I have deployed apache flink on my k8s cluster.
I have tried with DataSet
api in the following way:
Source(Read csv) -> Map(Transform POJO to Row) -> Sink(JdbcOutputFormat)
It seems that Sink (writing into DB) is the bottleneck. Source
and Map
tasks are idle for ~80% while at the same time Sink
is idle for 0ms/1s with input rate rate 1.6MB/s.
I can only speed up the whole operation of inserting csv content into my database by spliting the whole operation on new replicas of task managers.
Is there any room for improving performance of my jdbc sink?
[edit]
DataSource<Order> orders = env.readCsvFile("path/to/file") //
.pojoType(Order.class, pojoFields)
.setParallelism(6) //
.name("Read csv"); //
JDBCOutputFormat jdbcOutput = JDBCOutputFormat.buildJDBCOutputFormat()

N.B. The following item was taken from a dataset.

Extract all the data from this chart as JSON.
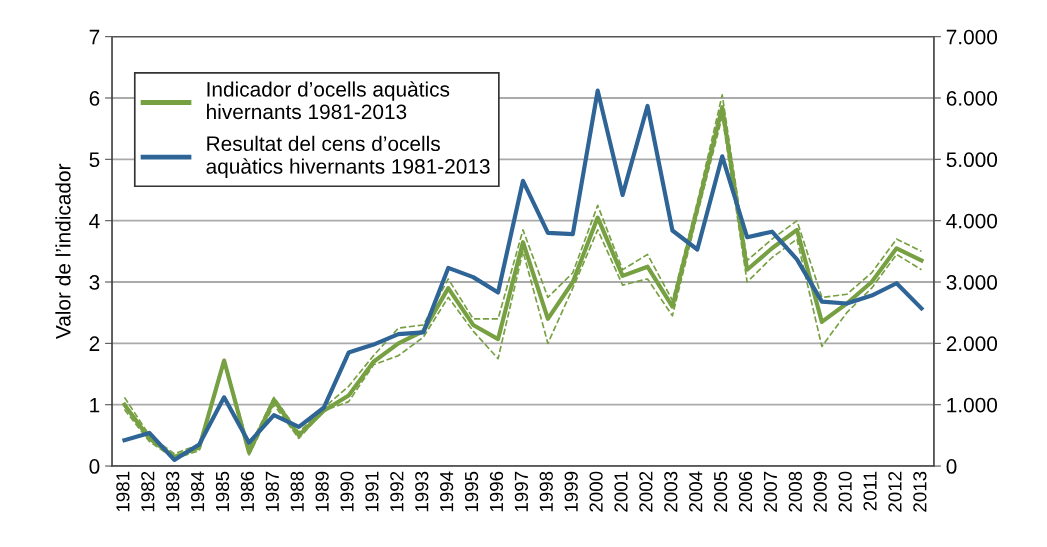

.setQuery("INSERT INTO orders(...) values (...)") //
.setBatchInterval(10000) //
.finish();
orders.map(order -> {
Row r = new Row(29);
//assign values from Order pojo to Row
return r;
}).output(jdbcOutput).name("Postgre SQL Output");
I have experimented with batch interval in range 100-50000 but it didn't affect speed of processing significantly, it's still 1.4-1.6MB/s
If instead of writing to external database I print all entries from csv file to stdout (print())
I get rate 6-7MB/s so this is why I assumed the problem is with jdbc sink.
With this post just wanted to make sure my code doesn't have any performance issues and I reach max performance from a single Task Manager.